Are you looking for ways to reduce your tax burden and save more money for your future? If yes, then you might want to consider involving your family members in your tax planning. Yes, you read that right. Your parents, spouse and children can help you save taxes in various ways, if you invest smartly and strategically. Here are some of the ways you can use your family to save taxes:
- Buy health insurance for the family: A medical insurance is a necessity that helps you save taxes. Under Section 80D of the Income Tax Act, you can claim a deduction of up to Rs 25,000 for the premium paid for yourself, your spouse and your dependent children. You can also claim an additional deduction of up to Rs 25,000 for the premium paid for your parents, or Rs 50,000 if they are senior citizens. This way, you can secure your family’s health and also save up to Rs 75,000 in taxes.

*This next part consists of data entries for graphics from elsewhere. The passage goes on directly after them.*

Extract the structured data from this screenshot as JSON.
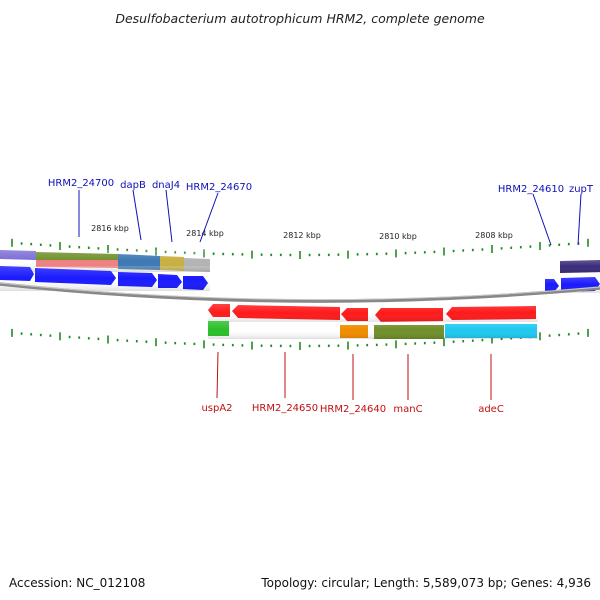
{
  "title": "Desulfobacterium autotrophicum HRM2, complete genome",
  "footer": {
    "accession": "Accession: NC_012108",
    "topology": "Topology: circular; Length: 5,589,073 bp; Genes: 4,936"
  },
  "colors": {
    "forward_cds": "#1a1aff",
    "reverse_cds": "#ff1a1a",
    "tick": "#228b22",
    "backbone": "#888888",
    "label_forward": "#1010b8",
    "label_reverse": "#c01010"
  },
  "scale_labels": [
    "2816 kbp",
    "2814 kbp",
    "2812 kbp",
    "2810 kbp",
    "2808 kbp"
  ],
  "top_labels": [
    "HRM2_24700",
    "dapB",
    "dnaJ4",
    "HRM2_24670",
    "HRM2_24610",
    "zupT"
  ],
  "bottom_labels": [
    "uspA2",
    "HRM2_24650",
    "HRM2_24640",
    "manC",
    "adeC"
  ]
}
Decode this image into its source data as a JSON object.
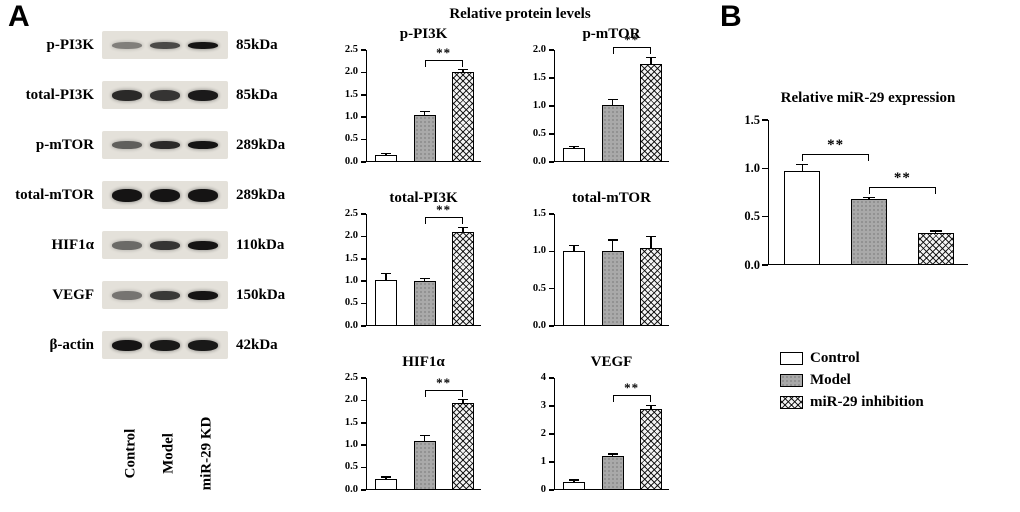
{
  "figure": {
    "panelA_label": "A",
    "panelB_label": "B",
    "charts_title": "Relative protein levels",
    "panelB_title": "Relative miR-29 expression"
  },
  "blots": {
    "lanes": [
      "Control",
      "Model",
      "miR-29 KD"
    ],
    "rows": [
      {
        "label": "p-PI3K",
        "kda": "85kDa",
        "bands": [
          0.45,
          0.7,
          0.95
        ],
        "band_h": 7
      },
      {
        "label": "total-PI3K",
        "kda": "85kDa",
        "bands": [
          0.85,
          0.8,
          0.92
        ],
        "band_h": 11
      },
      {
        "label": "p-mTOR",
        "kda": "289kDa",
        "bands": [
          0.6,
          0.85,
          0.95
        ],
        "band_h": 8
      },
      {
        "label": "total-mTOR",
        "kda": "289kDa",
        "bands": [
          0.95,
          0.95,
          0.95
        ],
        "band_h": 13
      },
      {
        "label": "HIF1α",
        "kda": "110kDa",
        "bands": [
          0.55,
          0.8,
          0.95
        ],
        "band_h": 9
      },
      {
        "label": "VEGF",
        "kda": "150kDa",
        "bands": [
          0.5,
          0.78,
          0.95
        ],
        "band_h": 9
      },
      {
        "label": "β-actin",
        "kda": "42kDa",
        "bands": [
          0.95,
          0.93,
          0.93
        ],
        "band_h": 11
      }
    ]
  },
  "chart_data": [
    {
      "type": "bar",
      "title": "p-PI3K",
      "categories": [
        "Control",
        "Model",
        "miR-29 inhibition"
      ],
      "values": [
        0.15,
        1.05,
        2.0
      ],
      "errors": [
        0.04,
        0.08,
        0.06
      ],
      "ylim": [
        0,
        2.5
      ],
      "yticks": [
        "0.0",
        "0.5",
        "1.0",
        "1.5",
        "2.0",
        "2.5"
      ],
      "significance": [
        {
          "from": 1,
          "to": 2,
          "label": "**"
        }
      ]
    },
    {
      "type": "bar",
      "title": "p-mTOR",
      "categories": [
        "Control",
        "Model",
        "miR-29 inhibition"
      ],
      "values": [
        0.25,
        1.02,
        1.75
      ],
      "errors": [
        0.03,
        0.1,
        0.12
      ],
      "ylim": [
        0,
        2.0
      ],
      "yticks": [
        "0.0",
        "0.5",
        "1.0",
        "1.5",
        "2.0"
      ],
      "significance": [
        {
          "from": 1,
          "to": 2,
          "label": "**"
        }
      ]
    },
    {
      "type": "bar",
      "title": "total-PI3K",
      "categories": [
        "Control",
        "Model",
        "miR-29 inhibition"
      ],
      "values": [
        1.02,
        1.0,
        2.1
      ],
      "errors": [
        0.15,
        0.06,
        0.1
      ],
      "ylim": [
        0,
        2.5
      ],
      "yticks": [
        "0.0",
        "0.5",
        "1.0",
        "1.5",
        "2.0",
        "2.5"
      ],
      "significance": [
        {
          "from": 1,
          "to": 2,
          "label": "**"
        }
      ]
    },
    {
      "type": "bar",
      "title": "total-mTOR",
      "categories": [
        "Control",
        "Model",
        "miR-29 inhibition"
      ],
      "values": [
        1.0,
        1.0,
        1.05
      ],
      "errors": [
        0.08,
        0.15,
        0.15
      ],
      "ylim": [
        0,
        1.5
      ],
      "yticks": [
        "0.0",
        "0.5",
        "1.0",
        "1.5"
      ],
      "significance": []
    },
    {
      "type": "bar",
      "title": "HIF1α",
      "categories": [
        "Control",
        "Model",
        "miR-29 inhibition"
      ],
      "values": [
        0.25,
        1.1,
        1.95
      ],
      "errors": [
        0.04,
        0.12,
        0.07
      ],
      "ylim": [
        0,
        2.5
      ],
      "yticks": [
        "0.0",
        "0.5",
        "1.0",
        "1.5",
        "2.0",
        "2.5"
      ],
      "significance": [
        {
          "from": 1,
          "to": 2,
          "label": "**"
        }
      ]
    },
    {
      "type": "bar",
      "title": "VEGF",
      "categories": [
        "Control",
        "Model",
        "miR-29 inhibition"
      ],
      "values": [
        0.3,
        1.2,
        2.9
      ],
      "errors": [
        0.05,
        0.08,
        0.12
      ],
      "ylim": [
        0,
        4
      ],
      "yticks": [
        "0",
        "1",
        "2",
        "3",
        "4"
      ],
      "significance": [
        {
          "from": 1,
          "to": 2,
          "label": "**"
        }
      ]
    },
    {
      "type": "bar",
      "title": "Relative miR-29 expression",
      "categories": [
        "Control",
        "Model",
        "miR-29 inhibition"
      ],
      "values": [
        0.97,
        0.68,
        0.33
      ],
      "errors": [
        0.07,
        0.02,
        0.02
      ],
      "ylim": [
        0,
        1.5
      ],
      "yticks": [
        "0.0",
        "0.5",
        "1.0",
        "1.5"
      ],
      "significance": [
        {
          "from": 0,
          "to": 1,
          "label": "**"
        },
        {
          "from": 1,
          "to": 2,
          "label": "**"
        }
      ]
    }
  ],
  "legend": {
    "items": [
      {
        "label": "Control",
        "fill": "open"
      },
      {
        "label": "Model",
        "fill": "dots"
      },
      {
        "label": "miR-29 inhibition",
        "fill": "cross"
      }
    ]
  },
  "colors": {
    "text": "#000000",
    "background": "#ffffff",
    "bar_open": "#ffffff",
    "bar_model_gray": "#a9a9a9",
    "blot_background": "#e4e1da"
  }
}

- Invest through your spouse: Exhausted your 80C limit? You can still invest in tax-saving instruments through your spouse and save more taxes. For example, you can open a Public Provident Fund (PPF) account in your spouse’s name and deposit up to Rs 1.5 lakh per year. The interest earned on PPF is tax-free and you can also claim a deduction for the amount deposited under Section 80C. Similarly, you can invest in other instruments like National Savings Certificate (NSC), Sukanya Samriddhi Yojana (SSY), etc. through your spouse and enjoy tax benefits.
- Loan money to spouse: Another way to avoid tax is by showing the monetary transaction as loan. If you give money to your spouse as a gift, then the income earned by your spouse from that money will be clubbed with your income and taxed accordingly. However, if you give money to your spouse as a loan and charge a nominal interest rate, then the income earned by your spouse from that money will not be clubbed with your income and taxed separately.
- Pay rent to parents: If you are living with your parents in a house owned by them, then you can pay rent to them and claim House Rent Allowance (HRA) exemption under Section 10(13A). This will reduce your taxable income and also help your parents earn some income from their property. Your parents can deduct property taxes and also claim a 30% standard deduction on the rental income. If they are in a lower tax bracket than you, then the family can save tax as a whole.
- Take education loan for children: If you have taken an education loan for the higher education of your children, then you can claim a deduction for the interest paid on the loan under Section 80E of the Income Tax Act. The deduction is available for a maximum of 8 years or until the interest is fully repaid, whichever is earlier. There is no limit on the amount of deduction that can be claimed under this section. The loan can be taken for any course of study in India or abroad.
These are some of the ways you can use your family to save taxes. However, before investing or making any financial decision, it is advisable to consult a tax expert or a financial planner who can guide you according to your specific situation and goals.